Why should a coral colony select to transform into a clone of solitary polyps? `True' colonial growth form may offer better physical conditions for transfer of metabolites and cells (we could only demonstrate translocation to adjacent polyps, in contrast to long-distance transfer in colonial species). A continuous tissue may also facilitate communication between clonemates. A solitary life strategy, by contrast, may offer a better protection against pathogens, which cannot (or can less easily) infect clonemate polyps living without tissue bridges. Furthermore, the formation of a clone of disconnected polyps also facilitates the dispersal of the genotype in space. This has also been shown in fungiid mushroom corals, where the detachment of polyps from the colony occurs earlier in ontogeny. Lobophyllia corymbosa seems to combine the two strategies: in early post-metamorphic stages, a high degree of integration is necessary to increase survival chances (see also Shenk and Buss, 1991). In line with this, Lobophyllia indeed forms colonies at this stage. Later on,survival of polyps (and of the whole clone) is less dependent on common tissues and the coral takes advantage of its solitary growth form as a better protection against pathogens and more efficient dispersal. As demonstrated here, however, intra-clonal aid is still possible among morphologically isolated clonemates.

Taken together, our results show that integration among clonal marine invertebrates does not necessarily depend on structure but can also be maintained between separated clonemates. Examining the structure of coral reef communities from this point of view may provide a new perspective regarding energy shifts within this highly complex ecosystem.

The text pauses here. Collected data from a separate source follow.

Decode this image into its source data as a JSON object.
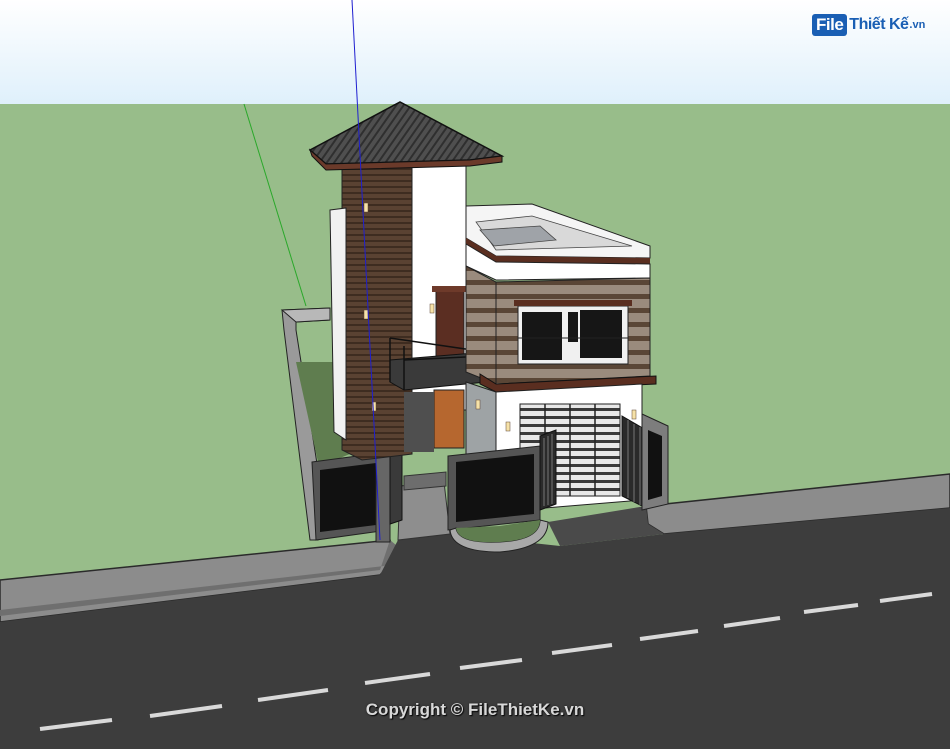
{
  "watermark": {
    "logo_file": "File",
    "logo_name": "Thiết Kế",
    "logo_ext": ".vn",
    "copyright": "Copyright © FileThietKe.vn"
  },
  "colors": {
    "sky_top": "#ffffff",
    "sky_bottom": "#e6f3fd",
    "lawn": "#98bd8a",
    "road": "#3d3d3d",
    "sidewalk": "#8a8a8a",
    "roof": "#4a4a4a",
    "wood": "#5a4030",
    "wall": "#ffffff",
    "brand": "#1a5fb4"
  }
}
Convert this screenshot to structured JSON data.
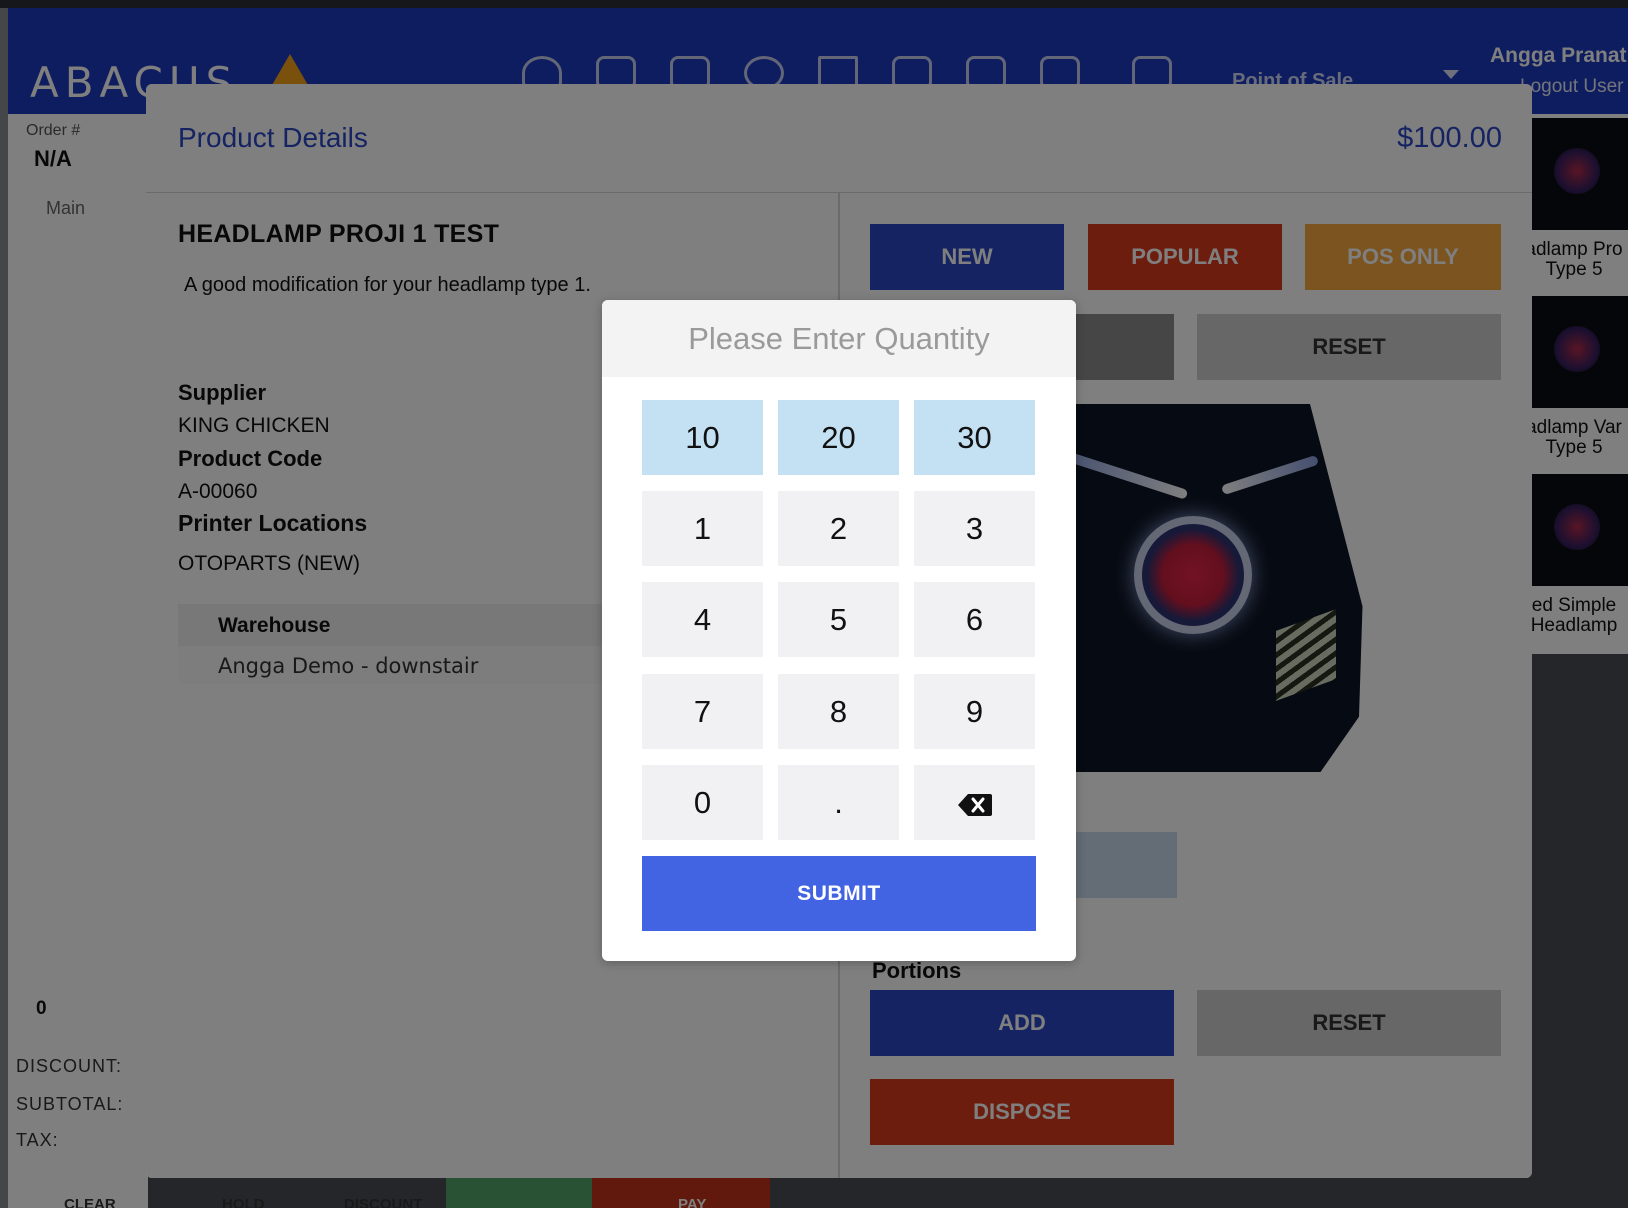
{
  "app": {
    "logo": "ABACUS",
    "pos_label": "Point of Sale",
    "user_name": "Angga Pranat",
    "logout": "Logout User"
  },
  "order": {
    "label": "Order #",
    "value": "N/A",
    "tab_main": "Main",
    "customer_count": "0",
    "discount_label": "DISCOUNT:",
    "subtotal_label": "SUBTOTAL:",
    "tax_label": "TAX:"
  },
  "footer": {
    "clear": "CLEAR",
    "hold": "HOLD",
    "discount": "DISCOUNT",
    "pay": "PAY"
  },
  "product_list": [
    {
      "name_line1": "adlamp Pro",
      "name_line2": "Type 5"
    },
    {
      "name_line1": "adlamp Var",
      "name_line2": "Type 5"
    },
    {
      "name_line1": "ed Simple",
      "name_line2": "Headlamp"
    }
  ],
  "modal": {
    "title": "Product Details",
    "price": "$100.00",
    "product_name": "HEADLAMP PROJI 1 TEST",
    "description": "A good modification for your headlamp type 1.",
    "supplier_label": "Supplier",
    "supplier": "KING CHICKEN",
    "code_label": "Product Code",
    "code": "A-00060",
    "printer_label": "Printer Locations",
    "printer": "OTOPARTS (NEW)",
    "warehouse_header": "Warehouse",
    "warehouse_row": "Angga Demo - downstair",
    "tags": {
      "new": "NEW",
      "popular": "POPULAR",
      "pos_only": "POS ONLY"
    },
    "modifier_reset": "RESET",
    "portions_label": "Portions",
    "portions_add": "ADD",
    "portions_reset": "RESET",
    "dispose": "DISPOSE"
  },
  "qty_dialog": {
    "title": "Please Enter Quantity",
    "quick": [
      "10",
      "20",
      "30"
    ],
    "keys": [
      "1",
      "2",
      "3",
      "4",
      "5",
      "6",
      "7",
      "8",
      "9",
      "0",
      "."
    ],
    "submit": "SUBMIT"
  },
  "colors": {
    "header_blue": "#1d3ac0",
    "title_blue": "#2b47c4",
    "btn_new": "#2b47c4",
    "btn_popular": "#d93b1a",
    "btn_pos_only": "#f6a83e",
    "btn_reset": "#cfcfcf",
    "btn_dispose": "#d93b1a",
    "quick_key": "#c4e1f3",
    "submit": "#4263e2"
  }
}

We are grateful to N. Paz for the editorial assistance, to B. Eilat for his assistance in developing the figures, to G. Ayalon and to the staff of the Underwater Observatory Marine Park Eilat for their kind assistance and to the staff of the Interuniversity Institute of Eilat for their hospitality and for providing diving and laboratory facilities. This research was supported by the Israel Science Foundation (Israel Academy of Science and Humanities) at Tel-Aviv University and the Porter School for Environmental Research(Y.L.).